Bloom the jelly
Pour the Chicken Stock into a small saucepan and warm it over medium heat until it is steaming hot but not vigorously boiling. Sprinkle the Powdered Gelatin evenly over the hot stock, then whisk until the gelatin is fully dissolved and the liquid looks completely smooth with no granules left.
Chill until firm
Pour the gelatin-stock mixture into a shallow container so it cools and sets faster. Cover it and refrigerate until completely firm, about 2 hours.
Cube the jelly
Turn the set jelly out onto a board if that is easiest, or cut it right in the container. Slice it into small, bite-sized cubes, then return the cubes to the refrigerator to stay cold while you prepare the filling.
Prep the aromatics
Trim and finely slice the Green Onion, keeping a little of the green part aside for garnish if you like. Peel and finely grate the Ginger (grated). Measure out the Soy Sauce, Sesame Oil, Sugar, and a small pinch of Salt (pinch), and set the Chili Oil nearby for serving later.
Mix the filling
Place the Ground Chicken in a medium mixing bowl. Add most of the sliced green onion, the grated ginger, soy sauce, sesame oil, sugar, and the pinch of salt. Mix vigorously with a spoon or your hand for 2 to 3 minutes, until the chicken mixture looks sticky, cohesive, and slightly tacky rather than loose.
Fold in jelly
Add the chilled jelly cubes to the seasoned chicken mixture and gently fold them in just until evenly distributed. Work carefully so the cubes stay distinct and do not mash into the meat.
Prepare wrappers and pan
Separate the Dumpling Wrappers and keep them covered with a lightly damp towel so they do not dry out. If they seem thick, roll them a little thinner so they will layer and steam more delicately. Line a large flat frying pan or skillet with 2 to 3 layers of parchment paper, leaving enough overhang to lift the finished lasagna out later, then lightly oil the top sheet so the wrappers will not stick.
Layer the lasagna
Lay a single layer of dumpling wrappers across the bottom of the lined pan, overlapping them slightly to make one continuous sheet.
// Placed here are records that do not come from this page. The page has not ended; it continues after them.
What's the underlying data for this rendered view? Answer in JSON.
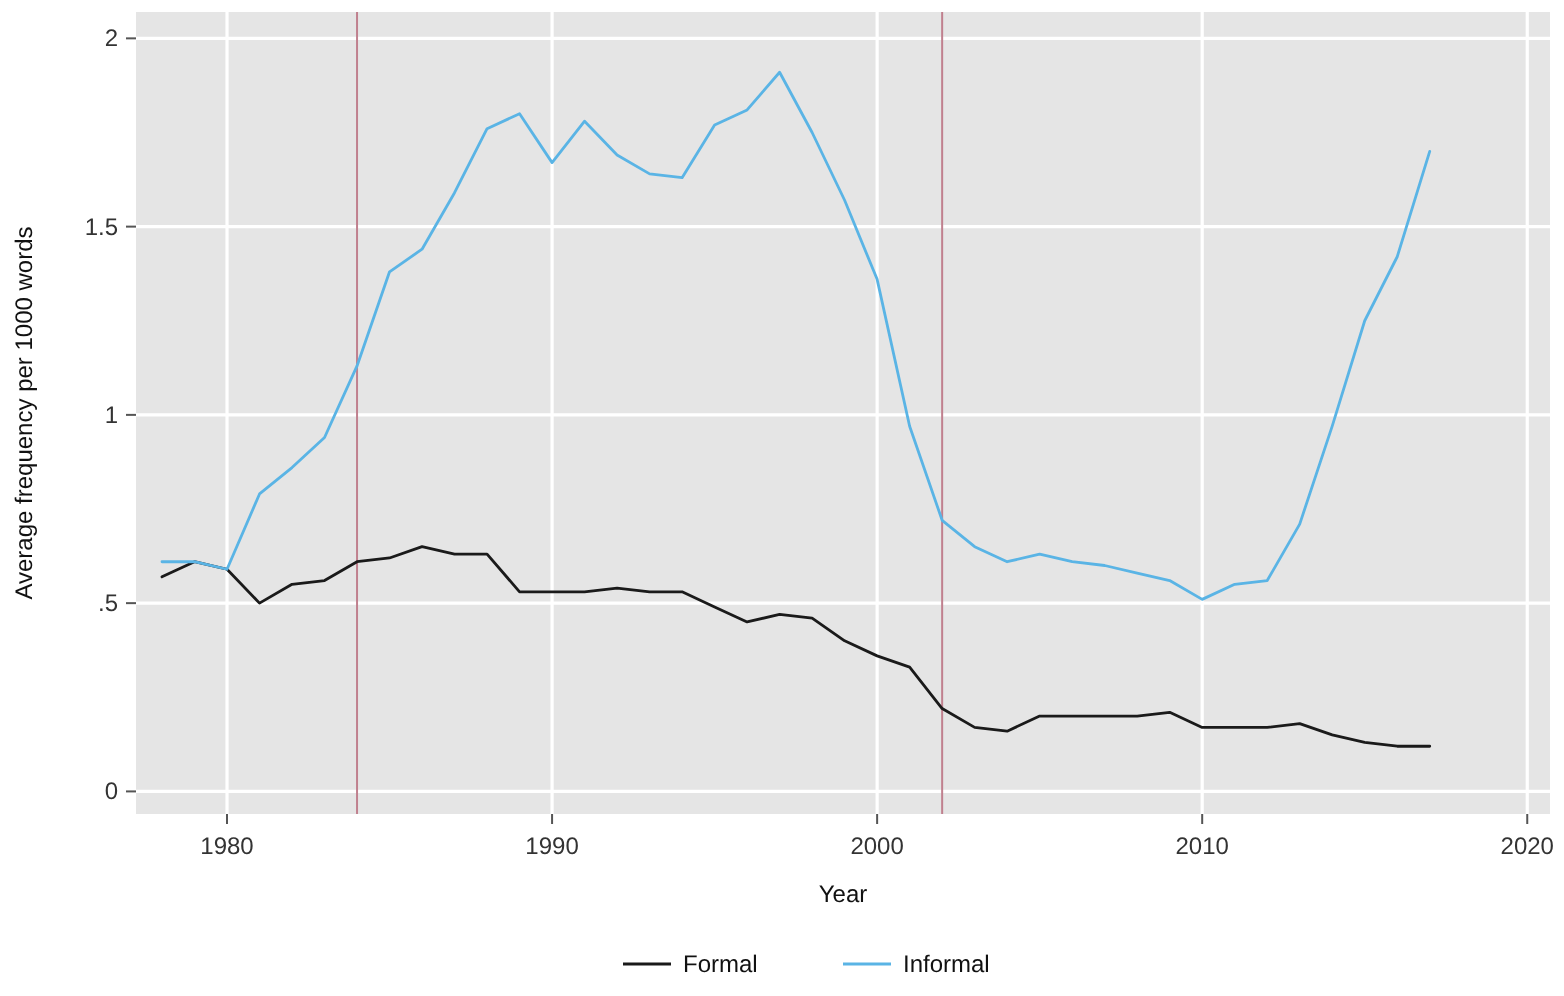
{
  "chart_data": {
    "type": "line",
    "xlabel": "Year",
    "ylabel": "Average frequency per 1000 words",
    "x": [
      1978,
      1979,
      1980,
      1981,
      1982,
      1983,
      1984,
      1985,
      1986,
      1987,
      1988,
      1989,
      1990,
      1991,
      1992,
      1993,
      1994,
      1995,
      1996,
      1997,
      1998,
      1999,
      2000,
      2001,
      2002,
      2003,
      2004,
      2005,
      2006,
      2007,
      2008,
      2009,
      2010,
      2011,
      2012,
      2013,
      2014,
      2015,
      2016,
      2017
    ],
    "series": [
      {
        "name": "Formal",
        "color": "#1a1a1a",
        "values": [
          0.57,
          0.61,
          0.59,
          0.5,
          0.55,
          0.56,
          0.61,
          0.62,
          0.65,
          0.63,
          0.63,
          0.53,
          0.53,
          0.53,
          0.54,
          0.53,
          0.53,
          0.49,
          0.45,
          0.47,
          0.46,
          0.4,
          0.36,
          0.33,
          0.22,
          0.17,
          0.16,
          0.2,
          0.2,
          0.2,
          0.2,
          0.21,
          0.17,
          0.17,
          0.17,
          0.18,
          0.15,
          0.13,
          0.12,
          0.12
        ]
      },
      {
        "name": "Informal",
        "color": "#5ab4e5",
        "values": [
          0.61,
          0.61,
          0.59,
          0.79,
          0.86,
          0.94,
          1.13,
          1.38,
          1.44,
          1.59,
          1.76,
          1.8,
          1.67,
          1.78,
          1.69,
          1.64,
          1.63,
          1.77,
          1.81,
          1.91,
          1.75,
          1.57,
          1.36,
          0.97,
          0.72,
          0.65,
          0.61,
          0.63,
          0.61,
          0.6,
          0.58,
          0.56,
          0.51,
          0.55,
          0.56,
          0.71,
          0.97,
          1.25,
          1.42,
          1.7
        ]
      }
    ],
    "xlim": [
      1977.2,
      2020.7
    ],
    "xticks": [
      1980,
      1990,
      2000,
      2010,
      2020
    ],
    "ylim": [
      -0.06,
      2.07
    ],
    "yticks": [
      {
        "value": 0,
        "label": "0"
      },
      {
        "value": 0.5,
        "label": ".5"
      },
      {
        "value": 1,
        "label": "1"
      },
      {
        "value": 1.5,
        "label": "1.5"
      },
      {
        "value": 2,
        "label": "2"
      }
    ],
    "ref_lines": [
      {
        "axis": "x",
        "value": 1984,
        "color": "#c0808e"
      },
      {
        "axis": "x",
        "value": 2002,
        "color": "#c0808e"
      }
    ],
    "grid": true,
    "legend": "bottom",
    "line_style": "solid"
  }
}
Spread a thin, even layer of the chicken filling over the wrappers. Continue alternating wrapper layers and filling layers until everything is used, finishing with a final layer of wrappers on top. Press down gently to compact the layers and smooth the surface so it cooks evenly.
Steam gently
Cover the assembled lasagna with another sheet of parchment or the pan lid, then add enough water to the pan around the parchment-lined lasagna to come about 1 to 1.5 cm up the sides. Keep the water level below the food itself. Set the pan over medium heat and bring the water to a gentle boil; once you see steady steam, lower the heat to medium-low and steam for 15 minutes, keeping the simmer gentle so the parchment stays in place and the layers cook evenly.
Rest and serve
Turn off the heat and let the lasagna rest, covered, for 5 minutes so the filling settles and finishes cooking gently. Lift it out carefully using the parchment overhang, let it stand for about a minute, then slice into portions. Serve warm with chili oil drizzled over the top and the reserved green onion scattered on for a fresh finish.